How's your research going? In the Internet I was trying to find it. I found 2 facts. One fact is "the pressure is affected by 2 things." But I couldn't find the 2 things. And the other fact was "the higher you go, the less air pressure down and sideways on you."

What research are you doing today? Air pressure and finding more facts

What do you need help with today? I need help with searching for the 2 things that affected air pressure.

ME: OK, let me know when you get back to that place on the Internet, and we can work on it together.

David (What is a living thing?)

How's you research going? On the family tree? We have a lot of people. I got some information but I need to ask my mom for more information. Yesterday I found that my cousin is Richard.

What research are you doing today? What is a living thing. I still need to read more about living things. I already did the project where I looked at the pictures to see what was living and what was not. There were 2 pictures of Arnold Schwarznegger. One was living and the other wasn't- he was made of wax.

What do you need help with today? I need help about more facts and information. I'm Ok by myself.

Sokuntheer (How do the planets differ?)

How's your research going? Fine. I'm reading the science book about the planets. I learned that all the planets are in different places.

What research are you doing today? I'm doing research about the Solar System.

What do you need help with today? I need to find if Saturn's rings are invisible or not. So I'm going to search on the Internet.

Jose B. (How can you stay safe during dangerous weather?)
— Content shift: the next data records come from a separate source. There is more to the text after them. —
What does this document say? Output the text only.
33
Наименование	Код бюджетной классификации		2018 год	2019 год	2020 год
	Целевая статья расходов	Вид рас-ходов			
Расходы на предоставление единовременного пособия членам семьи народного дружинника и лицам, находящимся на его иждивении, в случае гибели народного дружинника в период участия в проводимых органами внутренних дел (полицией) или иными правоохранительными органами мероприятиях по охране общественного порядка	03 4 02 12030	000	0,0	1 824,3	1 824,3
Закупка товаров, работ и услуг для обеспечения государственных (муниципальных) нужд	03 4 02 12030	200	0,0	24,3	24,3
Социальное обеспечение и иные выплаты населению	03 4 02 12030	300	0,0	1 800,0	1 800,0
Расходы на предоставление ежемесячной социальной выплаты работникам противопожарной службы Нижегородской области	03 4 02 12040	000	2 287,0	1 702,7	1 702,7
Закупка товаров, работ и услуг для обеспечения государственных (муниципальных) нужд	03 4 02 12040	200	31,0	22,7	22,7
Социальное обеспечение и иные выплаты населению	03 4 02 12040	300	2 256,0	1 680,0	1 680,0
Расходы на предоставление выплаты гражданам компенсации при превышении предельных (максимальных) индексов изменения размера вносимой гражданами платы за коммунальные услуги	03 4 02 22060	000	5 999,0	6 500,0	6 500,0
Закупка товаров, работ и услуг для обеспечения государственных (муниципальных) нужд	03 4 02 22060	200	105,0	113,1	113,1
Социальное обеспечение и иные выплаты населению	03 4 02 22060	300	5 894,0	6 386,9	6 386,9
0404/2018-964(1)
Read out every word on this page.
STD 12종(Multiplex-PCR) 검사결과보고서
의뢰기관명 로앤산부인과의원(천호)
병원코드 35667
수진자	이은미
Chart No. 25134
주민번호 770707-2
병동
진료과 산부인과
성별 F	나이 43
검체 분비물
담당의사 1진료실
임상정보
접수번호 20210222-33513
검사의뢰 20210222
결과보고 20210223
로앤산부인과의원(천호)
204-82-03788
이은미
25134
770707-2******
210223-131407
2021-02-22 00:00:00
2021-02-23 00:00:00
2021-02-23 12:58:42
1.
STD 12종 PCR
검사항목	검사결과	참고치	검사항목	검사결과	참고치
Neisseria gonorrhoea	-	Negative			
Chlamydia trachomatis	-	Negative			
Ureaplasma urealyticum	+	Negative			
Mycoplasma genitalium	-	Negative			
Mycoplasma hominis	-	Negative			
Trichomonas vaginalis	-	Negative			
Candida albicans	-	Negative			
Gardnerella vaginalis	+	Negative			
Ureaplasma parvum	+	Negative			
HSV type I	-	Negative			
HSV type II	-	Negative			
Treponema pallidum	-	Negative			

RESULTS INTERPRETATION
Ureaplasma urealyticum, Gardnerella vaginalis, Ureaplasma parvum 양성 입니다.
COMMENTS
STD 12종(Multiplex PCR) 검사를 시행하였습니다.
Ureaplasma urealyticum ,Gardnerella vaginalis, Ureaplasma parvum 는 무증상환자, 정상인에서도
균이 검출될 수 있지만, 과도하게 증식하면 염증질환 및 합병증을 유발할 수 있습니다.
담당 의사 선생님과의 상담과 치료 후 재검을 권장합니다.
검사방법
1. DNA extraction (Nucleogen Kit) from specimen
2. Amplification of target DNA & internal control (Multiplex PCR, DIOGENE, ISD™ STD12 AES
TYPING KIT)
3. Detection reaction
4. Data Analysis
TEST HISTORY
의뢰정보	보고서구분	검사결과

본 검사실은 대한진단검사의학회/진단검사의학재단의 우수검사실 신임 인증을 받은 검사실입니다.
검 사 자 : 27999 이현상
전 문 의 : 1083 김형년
How's your research going? How's it going? It's going very good. It's giving me more facts about the weather and climates.

What research are you doing today? Weather, how does weather get made, and how can you be safe in hurricanes. If you have a hurricane, you can dig a very deep hole and put food in it so that if the hurricane stays for 3 days you could survive with food.

What do you need help with today? To find how you get the research about what's inside a hurricane and how do you make a "Tornado Tube" experiment.

ME: OK, let's get the science book and find out what page the experiment is on and see what you need to do it.

Daniel C. (How do astronomers learn about space?)

How's it going? Fine. I learned about the astronomers and I learned about space.

What research are you doing today? I will be doing the Moon because it tells a lot about it. I'm interested in the Moon. It's an interesting place because we can always see it. No matter what!

What do you need help with today? I need help with nothing.

Helen (What is the life cycle of a star?)

How's your research going? It is going pretty well, I think. I guess I'm looking at the pictures and learning about them instead of reading. It's going well.

What research are you doing today? The life cycle of a star.

What do you need help with today? I have 2 things. One thing is that when I read one of the stories about the life cycle of the star I have trouble with the big, long words and I don't want to look them up in the dictionary. And the second thing is on the computer I've been having trouble finding the life cycle of the star.

ME: OK, let's go look for life cycle of stars. (Helen and I found a great website!)
Marshall Space Flight Center
NASA Kids: Space Science/Stars
"See fantastic images of the never-ending cycle of birth and death of stars."

"You know, I learned something today," Helen comments. "Stars are just like us. They are born, they live, and they die."